Le indicazioni arrivano dal Comitato Operativo della Protezione Civile convocato dal capo Dipartimento, Fabrizio Curcio. Il consiglio è di stare al chiuso e non in luoghi aperti dal momento che “è poco probabile che i frammenti causino il crollo di edifici”. Il rientro in atmosfera previsto per la notte tra sabato e domenica.

Le previsioni di rientro, rileva la Protezione civile, saranno soggette a continui aggiornamenti perché legate al comportamento dello stesso razzo e agli effetti che la densità atmosferica imprime agli oggetti in caduta, nonché a quelli legati all’attività solare.

Nell’intervallo temporale considerato sono tre le traiettorie che potrebbero coinvolgere l’Italia

Il tavolo tecnico – composto da Asi, (Agenzia Spaziale Italiana), da un membro dell’ufficio del Consigliere militare della Presidenza del Consiglio, rappresentati del ministero dell’Interno – Dipartimento dei Vigili del Fuoco, della Difesa – Coi, dell’Aeronautica Militare – Isoc e degli Esteri, Enac, Enav, Ispra e la Commissione Speciale di Protezione civile della Conferenza delle Regioni – continuerà, insieme ai rappresentanti delle Regioni potenzialmente coinvolte, a seguire tutte le operazioni del rientro, fornendo analisi e aggiornamenti sull’evoluzione delle operazioni.

“Sulla scorta delle informazioni attualmente rese disponibili dalla comunità scientifica – sottolinea la Protezione civile – è possibile fornire alcune indicazioni utili alla popolazione affinché adotti responsabilmente comportamenti di auto protezione: è poco probabile che i frammenti causino il crollo di edifici, che pertanto sono da considerarsi più sicuri rispetto ai luoghi aperti”. Si consiglia, comunque, indica il Dipartimento, “di stare lontani dalle finestre e porte vetrate; i frammenti impattando sui tetti degli edifici potrebbero causare danni, perforando i tetti stessi e i solai sottostanti, così determinando anche pericolo per le persone: pertanto, non disponendo di informazioni precise sulla vulnerabilità delle singole strutture, si può affermare che sono più sicuri i piani più bassi degli edifici.

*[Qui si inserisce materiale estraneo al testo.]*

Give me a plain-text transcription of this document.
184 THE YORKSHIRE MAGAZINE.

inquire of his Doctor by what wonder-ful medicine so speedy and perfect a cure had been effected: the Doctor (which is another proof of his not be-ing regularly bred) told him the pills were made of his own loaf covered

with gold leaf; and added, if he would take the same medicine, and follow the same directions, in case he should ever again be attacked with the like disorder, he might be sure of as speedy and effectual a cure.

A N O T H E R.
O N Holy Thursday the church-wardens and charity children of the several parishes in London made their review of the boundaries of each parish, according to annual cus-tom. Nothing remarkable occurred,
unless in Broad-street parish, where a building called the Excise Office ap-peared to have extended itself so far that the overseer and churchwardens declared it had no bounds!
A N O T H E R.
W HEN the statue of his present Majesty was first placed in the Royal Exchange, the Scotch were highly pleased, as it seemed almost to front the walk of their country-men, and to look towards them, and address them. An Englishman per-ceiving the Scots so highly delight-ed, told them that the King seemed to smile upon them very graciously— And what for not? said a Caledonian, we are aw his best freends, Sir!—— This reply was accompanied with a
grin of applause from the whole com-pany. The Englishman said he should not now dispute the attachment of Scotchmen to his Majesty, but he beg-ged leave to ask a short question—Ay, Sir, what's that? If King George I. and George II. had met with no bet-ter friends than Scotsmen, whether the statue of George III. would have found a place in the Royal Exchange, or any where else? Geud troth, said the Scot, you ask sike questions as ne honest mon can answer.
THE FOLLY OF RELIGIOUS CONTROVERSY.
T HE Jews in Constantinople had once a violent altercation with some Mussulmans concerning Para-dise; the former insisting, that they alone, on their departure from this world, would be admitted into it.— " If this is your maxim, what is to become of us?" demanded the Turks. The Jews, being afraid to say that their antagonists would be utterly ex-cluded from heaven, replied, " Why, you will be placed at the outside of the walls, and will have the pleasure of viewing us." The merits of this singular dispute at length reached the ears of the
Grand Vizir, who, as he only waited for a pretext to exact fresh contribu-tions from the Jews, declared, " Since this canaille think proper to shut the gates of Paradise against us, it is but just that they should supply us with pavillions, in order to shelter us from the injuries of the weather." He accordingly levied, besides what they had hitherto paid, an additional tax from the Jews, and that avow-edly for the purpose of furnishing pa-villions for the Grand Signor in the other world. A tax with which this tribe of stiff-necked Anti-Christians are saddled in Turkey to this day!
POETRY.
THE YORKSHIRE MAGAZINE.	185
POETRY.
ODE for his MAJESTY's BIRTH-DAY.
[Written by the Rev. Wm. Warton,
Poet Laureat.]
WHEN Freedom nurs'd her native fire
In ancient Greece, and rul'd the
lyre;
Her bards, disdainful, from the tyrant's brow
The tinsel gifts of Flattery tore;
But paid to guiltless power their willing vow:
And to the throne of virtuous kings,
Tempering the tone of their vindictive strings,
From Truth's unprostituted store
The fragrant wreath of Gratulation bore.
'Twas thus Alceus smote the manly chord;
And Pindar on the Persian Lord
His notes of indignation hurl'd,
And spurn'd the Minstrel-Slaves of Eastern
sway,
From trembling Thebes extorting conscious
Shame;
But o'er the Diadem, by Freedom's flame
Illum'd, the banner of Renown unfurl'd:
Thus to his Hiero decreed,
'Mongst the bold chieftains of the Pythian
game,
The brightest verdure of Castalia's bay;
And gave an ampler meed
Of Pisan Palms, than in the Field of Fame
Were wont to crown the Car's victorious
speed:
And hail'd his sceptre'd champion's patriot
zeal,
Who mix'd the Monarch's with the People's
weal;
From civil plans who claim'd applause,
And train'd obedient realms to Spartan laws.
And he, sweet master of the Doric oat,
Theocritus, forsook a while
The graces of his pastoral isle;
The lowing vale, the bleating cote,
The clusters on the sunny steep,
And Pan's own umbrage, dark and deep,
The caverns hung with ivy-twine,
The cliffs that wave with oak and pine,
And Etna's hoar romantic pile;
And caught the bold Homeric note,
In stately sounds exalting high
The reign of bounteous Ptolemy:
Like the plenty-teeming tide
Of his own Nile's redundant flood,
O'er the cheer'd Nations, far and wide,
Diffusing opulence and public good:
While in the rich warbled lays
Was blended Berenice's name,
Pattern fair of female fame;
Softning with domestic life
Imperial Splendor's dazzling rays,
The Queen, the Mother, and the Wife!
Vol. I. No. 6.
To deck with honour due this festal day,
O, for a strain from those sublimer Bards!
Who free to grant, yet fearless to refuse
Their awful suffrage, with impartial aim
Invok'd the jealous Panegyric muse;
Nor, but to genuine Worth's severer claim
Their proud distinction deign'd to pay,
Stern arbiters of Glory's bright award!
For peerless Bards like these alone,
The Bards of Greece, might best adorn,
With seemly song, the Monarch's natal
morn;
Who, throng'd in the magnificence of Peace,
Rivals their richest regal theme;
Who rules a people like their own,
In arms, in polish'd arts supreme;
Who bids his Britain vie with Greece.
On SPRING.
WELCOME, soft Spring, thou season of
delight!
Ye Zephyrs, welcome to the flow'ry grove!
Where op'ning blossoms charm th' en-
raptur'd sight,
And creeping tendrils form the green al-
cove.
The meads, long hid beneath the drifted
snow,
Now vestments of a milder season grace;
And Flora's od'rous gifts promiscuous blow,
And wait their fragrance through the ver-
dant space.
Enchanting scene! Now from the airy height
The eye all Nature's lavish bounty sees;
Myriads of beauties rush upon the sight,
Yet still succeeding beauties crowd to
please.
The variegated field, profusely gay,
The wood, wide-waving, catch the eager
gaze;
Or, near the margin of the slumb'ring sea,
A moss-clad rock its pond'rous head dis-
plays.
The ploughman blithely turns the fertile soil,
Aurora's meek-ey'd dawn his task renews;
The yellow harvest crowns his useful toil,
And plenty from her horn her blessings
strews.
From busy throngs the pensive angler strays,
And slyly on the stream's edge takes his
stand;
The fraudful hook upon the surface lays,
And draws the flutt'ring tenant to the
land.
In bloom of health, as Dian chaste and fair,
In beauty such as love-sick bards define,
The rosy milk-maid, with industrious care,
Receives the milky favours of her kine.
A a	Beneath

All’interno degli edifici i posti strutturalmente più sicuri dove posizionarsi nel corso dell’eventuale impatto sono, per gli edifici in muratura, sotto le volte dei piani inferiori e nei vani delle porte inserite nei muri portanti (quelli più spessi), per gli edifici in cemento armato, in vicinanza delle colonne e, comunque, in vicinanza delle pareti; è poco probabile che i frammenti più piccoli siano visibili da terra prima dell’impatto; alcuni frammenti di grandi dimensioni potrebbero resistere all’impatto. Si consiglia, in linea generale, che chiunque avvistasse un frammento, di non toccarlo, mantenendosi a una distanza di almeno 20 metri, e dovrà segnalarlo immediatamente alle autorità competenti”.